Download the shared library tarball for your platform from the Releases page and extract it. Each tarball extracts to the current directory and contains libadbc_driver_spark.{so,dylib,dll} plus LICENSE and NOTICE:

# Download the shared library for your platform from the Releases page
curl -fsSL -o adbc-spark.tar.gz \
  https://github.com/HyukjinKwon/adbc-driver-spark/releases/latest/download/libadbc_driver_spark-linux-x86_64.tar.gz
tar xzf adbc-spark.tar.gz
export SPARK_DRIVER="$PWD/libadbc_driver_spark.so"   # .dylib on macOS, .dll on Windows

SPARK_REMOTE=sc://localhost:15002 cargo run

Pick the matching asset for your platform: libadbc_driver_spark-linux-x86_64.tar.gz, libadbc_driver_spark-linux-aarch64.tar.gz, libadbc_driver_spark-macos-x86_64.tar.gz, libadbc_driver_spark-macos-arm64.tar.gz, or libadbc_driver_spark-windows-x86_64.tar.gz.
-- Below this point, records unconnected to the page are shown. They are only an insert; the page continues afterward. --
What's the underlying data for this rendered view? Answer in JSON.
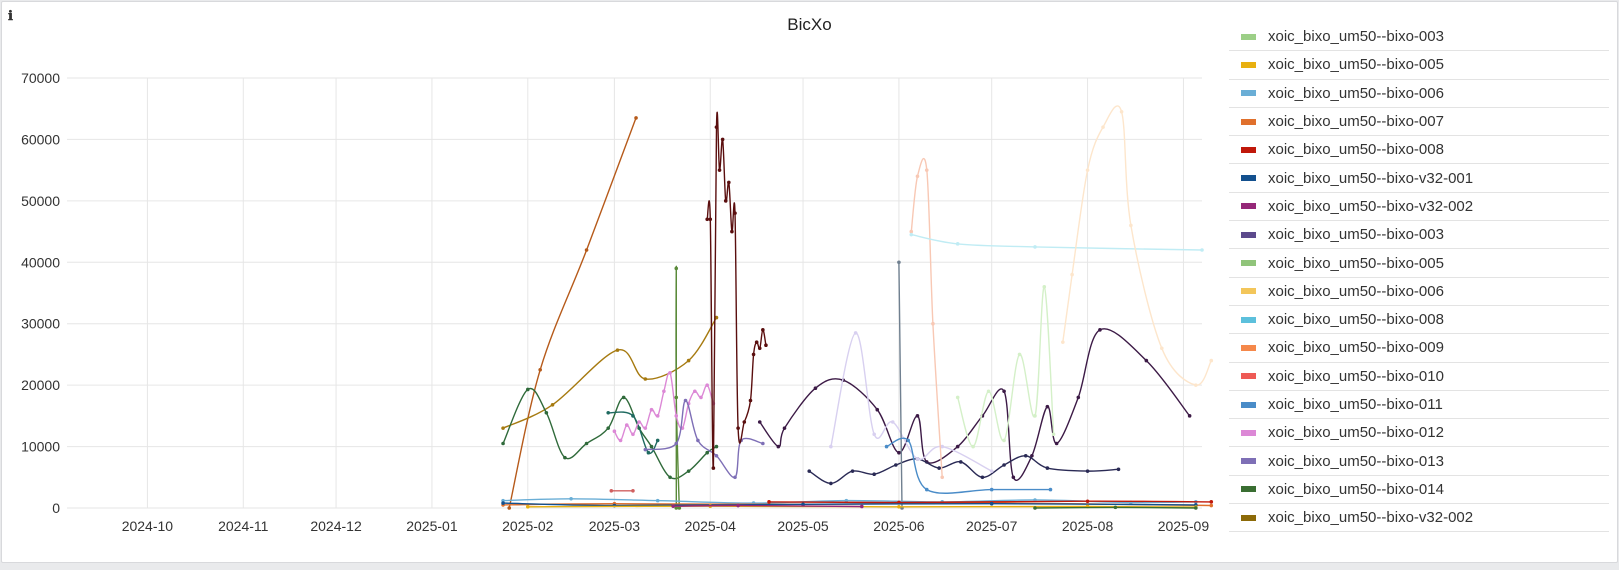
{
  "panel": {
    "title": "BicXo",
    "info_icon": "ℹ"
  },
  "legend": {
    "items": [
      {
        "label": "xoic_bixo_um50--bixo-003",
        "color": "#9ccf87"
      },
      {
        "label": "xoic_bixo_um50--bixo-005",
        "color": "#e8b010"
      },
      {
        "label": "xoic_bixo_um50--bixo-006",
        "color": "#6aaed6"
      },
      {
        "label": "xoic_bixo_um50--bixo-007",
        "color": "#e0702c"
      },
      {
        "label": "xoic_bixo_um50--bixo-008",
        "color": "#c0180a"
      },
      {
        "label": "xoic_bixo_um50--bixo-v32-001",
        "color": "#13508e"
      },
      {
        "label": "xoic_bixo_um50--bixo-v32-002",
        "color": "#952878"
      },
      {
        "label": "xoic_bixo_um50--bixo-003",
        "color": "#5c4a8c"
      },
      {
        "label": "xoic_bixo_um50--bixo-005",
        "color": "#90c47a"
      },
      {
        "label": "xoic_bixo_um50--bixo-006",
        "color": "#f3c65a"
      },
      {
        "label": "xoic_bixo_um50--bixo-008",
        "color": "#5cc0dc"
      },
      {
        "label": "xoic_bixo_um50--bixo-009",
        "color": "#f5884a"
      },
      {
        "label": "xoic_bixo_um50--bixo-010",
        "color": "#ee5a55"
      },
      {
        "label": "xoic_bixo_um50--bixo-011",
        "color": "#4a8cc8"
      },
      {
        "label": "xoic_bixo_um50--bixo-012",
        "color": "#dc88d6"
      },
      {
        "label": "xoic_bixo_um50--bixo-013",
        "color": "#7e6fb6"
      },
      {
        "label": "xoic_bixo_um50--bixo-014",
        "color": "#3a6e32"
      },
      {
        "label": "xoic_bixo_um50--bixo-v32-002",
        "color": "#8c6a08"
      }
    ]
  },
  "chart_data": {
    "type": "line",
    "title": "BicXo",
    "xlabel": "",
    "ylabel": "",
    "ylim": [
      0,
      70000
    ],
    "xlim": [
      "2024-09-05",
      "2025-09-07"
    ],
    "y_ticks": [
      0,
      10000,
      20000,
      30000,
      40000,
      50000,
      60000,
      70000
    ],
    "x_ticks": [
      "2024-10",
      "2024-11",
      "2024-12",
      "2025-01",
      "2025-02",
      "2025-03",
      "2025-04",
      "2025-05",
      "2025-06",
      "2025-07",
      "2025-08",
      "2025-09"
    ],
    "grid": true,
    "legend_position": "right",
    "series": [
      {
        "color": "#b65a1a",
        "points": [
          [
            "2025-01-26",
            0
          ],
          [
            "2025-02-05",
            22500
          ],
          [
            "2025-02-20",
            42000
          ],
          [
            "2025-03-08",
            63500
          ]
        ]
      },
      {
        "color": "#a67a10",
        "points": [
          [
            "2025-01-24",
            13000
          ],
          [
            "2025-02-09",
            16800
          ],
          [
            "2025-03-02",
            25700
          ],
          [
            "2025-03-11",
            21000
          ],
          [
            "2025-03-25",
            24000
          ],
          [
            "2025-04-03",
            31000
          ]
        ]
      },
      {
        "color": "#2f6a3a",
        "points": [
          [
            "2025-01-24",
            10500
          ],
          [
            "2025-02-01",
            19300
          ],
          [
            "2025-02-07",
            15500
          ],
          [
            "2025-02-13",
            8200
          ],
          [
            "2025-02-20",
            10500
          ],
          [
            "2025-02-27",
            13000
          ],
          [
            "2025-03-04",
            18000
          ],
          [
            "2025-03-09",
            13000
          ],
          [
            "2025-03-13",
            10000
          ],
          [
            "2025-03-19",
            5000
          ],
          [
            "2025-03-25",
            6000
          ],
          [
            "2025-03-31",
            9000
          ],
          [
            "2025-04-03",
            10000
          ]
        ]
      },
      {
        "color": "#5a8a3a",
        "points": [
          [
            "2025-03-21",
            0
          ],
          [
            "2025-03-21",
            39000
          ],
          [
            "2025-03-21",
            18000
          ],
          [
            "2025-03-22",
            0
          ]
        ]
      },
      {
        "color": "#1f6a60",
        "points": [
          [
            "2025-02-27",
            15500
          ],
          [
            "2025-03-07",
            15000
          ],
          [
            "2025-03-12",
            9000
          ],
          [
            "2025-03-15",
            11000
          ]
        ]
      },
      {
        "color": "#d06060",
        "points": [
          [
            "2025-02-28",
            2800
          ],
          [
            "2025-03-07",
            2800
          ]
        ]
      },
      {
        "color": "#dc88d6",
        "points": [
          [
            "2025-03-01",
            12500
          ],
          [
            "2025-03-03",
            11000
          ],
          [
            "2025-03-05",
            13500
          ],
          [
            "2025-03-07",
            12000
          ],
          [
            "2025-03-09",
            14000
          ],
          [
            "2025-03-11",
            13000
          ],
          [
            "2025-03-13",
            16000
          ],
          [
            "2025-03-15",
            15000
          ],
          [
            "2025-03-17",
            19000
          ],
          [
            "2025-03-19",
            22000
          ],
          [
            "2025-03-21",
            15000
          ],
          [
            "2025-03-23",
            13000
          ],
          [
            "2025-03-25",
            17000
          ],
          [
            "2025-03-27",
            19000
          ],
          [
            "2025-03-29",
            18000
          ],
          [
            "2025-03-31",
            20000
          ],
          [
            "2025-04-02",
            17000
          ]
        ]
      },
      {
        "color": "#7e6fb6",
        "points": [
          [
            "2025-03-11",
            9500
          ],
          [
            "2025-03-21",
            10500
          ],
          [
            "2025-03-24",
            17500
          ],
          [
            "2025-03-28",
            11000
          ],
          [
            "2025-04-03",
            8500
          ],
          [
            "2025-04-09",
            5000
          ],
          [
            "2025-04-11",
            11000
          ],
          [
            "2025-04-18",
            10500
          ]
        ]
      },
      {
        "color": "#5a0e0e",
        "points": [
          [
            "2025-03-31",
            47000
          ],
          [
            "2025-04-01",
            47000
          ],
          [
            "2025-04-02",
            6500
          ],
          [
            "2025-04-03",
            62000
          ],
          [
            "2025-04-04",
            55000
          ],
          [
            "2025-04-05",
            60000
          ],
          [
            "2025-04-06",
            50000
          ],
          [
            "2025-04-07",
            53000
          ],
          [
            "2025-04-08",
            45000
          ],
          [
            "2025-04-09",
            48000
          ],
          [
            "2025-04-10",
            13000
          ],
          [
            "2025-04-12",
            14000
          ],
          [
            "2025-04-14",
            17500
          ],
          [
            "2025-04-15",
            25000
          ],
          [
            "2025-04-16",
            27000
          ],
          [
            "2025-04-17",
            26000
          ],
          [
            "2025-04-18",
            29000
          ],
          [
            "2025-04-19",
            26500
          ]
        ]
      },
      {
        "color": "#3c1a46",
        "points": [
          [
            "2025-04-17",
            14000
          ],
          [
            "2025-04-23",
            10000
          ],
          [
            "2025-04-25",
            13000
          ],
          [
            "2025-05-05",
            19500
          ],
          [
            "2025-05-14",
            20800
          ],
          [
            "2025-05-25",
            16000
          ],
          [
            "2025-06-01",
            9000
          ],
          [
            "2025-06-07",
            15000
          ],
          [
            "2025-06-10",
            7500
          ],
          [
            "2025-06-20",
            10000
          ],
          [
            "2025-06-28",
            15000
          ],
          [
            "2025-07-05",
            19000
          ],
          [
            "2025-07-08",
            5000
          ],
          [
            "2025-07-14",
            8500
          ],
          [
            "2025-07-19",
            16500
          ],
          [
            "2025-07-22",
            10500
          ],
          [
            "2025-07-29",
            18000
          ],
          [
            "2025-08-05",
            29000
          ],
          [
            "2025-08-20",
            24000
          ],
          [
            "2025-09-03",
            15000
          ]
        ]
      },
      {
        "color": "#2a2a55",
        "points": [
          [
            "2025-05-03",
            6000
          ],
          [
            "2025-05-10",
            4000
          ],
          [
            "2025-05-17",
            6000
          ],
          [
            "2025-05-24",
            5500
          ],
          [
            "2025-05-31",
            7000
          ],
          [
            "2025-06-07",
            8000
          ],
          [
            "2025-06-14",
            6500
          ],
          [
            "2025-06-21",
            7500
          ],
          [
            "2025-06-28",
            5000
          ],
          [
            "2025-07-05",
            7000
          ],
          [
            "2025-07-12",
            8500
          ],
          [
            "2025-07-19",
            6500
          ],
          [
            "2025-08-01",
            6000
          ],
          [
            "2025-08-11",
            6300
          ]
        ]
      },
      {
        "color": "#d8d0f0",
        "points": [
          [
            "2025-05-10",
            10000
          ],
          [
            "2025-05-18",
            28500
          ],
          [
            "2025-05-24",
            12000
          ],
          [
            "2025-05-30",
            14000
          ],
          [
            "2025-06-07",
            8000
          ],
          [
            "2025-06-15",
            10000
          ],
          [
            "2025-07-01",
            6000
          ]
        ]
      },
      {
        "color": "#f8c8b4",
        "points": [
          [
            "2025-06-05",
            45000
          ],
          [
            "2025-06-07",
            54000
          ],
          [
            "2025-06-10",
            55000
          ],
          [
            "2025-06-12",
            30000
          ],
          [
            "2025-06-15",
            5000
          ]
        ]
      },
      {
        "color": "#c0ecf4",
        "points": [
          [
            "2025-06-05",
            44500
          ],
          [
            "2025-06-20",
            43000
          ],
          [
            "2025-07-15",
            42500
          ],
          [
            "2025-09-07",
            42000
          ]
        ]
      },
      {
        "color": "#d4f0c8",
        "points": [
          [
            "2025-06-20",
            18000
          ],
          [
            "2025-06-25",
            10000
          ],
          [
            "2025-06-30",
            19000
          ],
          [
            "2025-07-05",
            11000
          ],
          [
            "2025-07-10",
            25000
          ],
          [
            "2025-07-15",
            15000
          ],
          [
            "2025-07-18",
            36000
          ],
          [
            "2025-07-21",
            12000
          ]
        ]
      },
      {
        "color": "#fde6cc",
        "points": [
          [
            "2025-07-24",
            27000
          ],
          [
            "2025-07-27",
            38000
          ],
          [
            "2025-08-01",
            55000
          ],
          [
            "2025-08-06",
            62000
          ],
          [
            "2025-08-12",
            64500
          ],
          [
            "2025-08-15",
            46000
          ],
          [
            "2025-08-25",
            26000
          ],
          [
            "2025-09-05",
            20000
          ],
          [
            "2025-09-10",
            24000
          ]
        ]
      },
      {
        "color": "#708090",
        "points": [
          [
            "2025-06-01",
            40000
          ],
          [
            "2025-06-02",
            0
          ]
        ]
      },
      {
        "color": "#4a8cc8",
        "points": [
          [
            "2025-05-28",
            10000
          ],
          [
            "2025-06-04",
            11000
          ],
          [
            "2025-06-10",
            3000
          ],
          [
            "2025-07-01",
            3000
          ],
          [
            "2025-07-20",
            3000
          ]
        ]
      },
      {
        "color": "#6aaed6",
        "points": [
          [
            "2025-01-24",
            1200
          ],
          [
            "2025-02-15",
            1500
          ],
          [
            "2025-03-15",
            1200
          ],
          [
            "2025-04-15",
            800
          ],
          [
            "2025-05-15",
            1200
          ],
          [
            "2025-06-15",
            1000
          ],
          [
            "2025-07-15",
            1300
          ],
          [
            "2025-08-15",
            900
          ],
          [
            "2025-09-05",
            1000
          ]
        ]
      },
      {
        "color": "#e0702c",
        "points": [
          [
            "2025-01-24",
            500
          ],
          [
            "2025-03-01",
            700
          ],
          [
            "2025-05-01",
            600
          ],
          [
            "2025-07-01",
            800
          ],
          [
            "2025-09-10",
            400
          ]
        ]
      },
      {
        "color": "#c0180a",
        "points": [
          [
            "2025-04-20",
            1000
          ],
          [
            "2025-06-01",
            900
          ],
          [
            "2025-08-01",
            1100
          ],
          [
            "2025-09-10",
            1000
          ]
        ]
      },
      {
        "color": "#13508e",
        "points": [
          [
            "2025-01-24",
            800
          ],
          [
            "2025-03-01",
            400
          ],
          [
            "2025-05-01",
            600
          ],
          [
            "2025-07-01",
            700
          ],
          [
            "2025-09-05",
            500
          ]
        ]
      },
      {
        "color": "#e8b010",
        "points": [
          [
            "2025-02-01",
            200
          ],
          [
            "2025-04-01",
            300
          ],
          [
            "2025-06-01",
            200
          ],
          [
            "2025-08-01",
            250
          ],
          [
            "2025-09-05",
            150
          ]
        ]
      },
      {
        "color": "#952878",
        "points": [
          [
            "2025-03-20",
            300
          ],
          [
            "2025-04-10",
            400
          ],
          [
            "2025-05-20",
            250
          ]
        ]
      },
      {
        "color": "#3a6e32",
        "points": [
          [
            "2025-07-15",
            0
          ],
          [
            "2025-08-10",
            100
          ],
          [
            "2025-09-05",
            0
          ]
        ]
      }
    ]
  }
}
Alternatively, if you already have the Python package installed (pip install adbc-driver-spark), the bundled library is at:

export SPARK_DRIVER=$(python -c \
  "import adbc_driver_spark, pathlib; \
   print(next(pathlib.Path(adbc_driver_spark.__file__).parent.glob('libadbc_driver_spark.*')))")

The complete example is in examples/rust/ and is run against a live Spark Connect server on every CI run.

Tip

For TLS and bearer-token endpoints, add the matching database options, for example (OptionDatabase::Other("adbc.spark.token".into()), token.into()). See the Configuration Reference.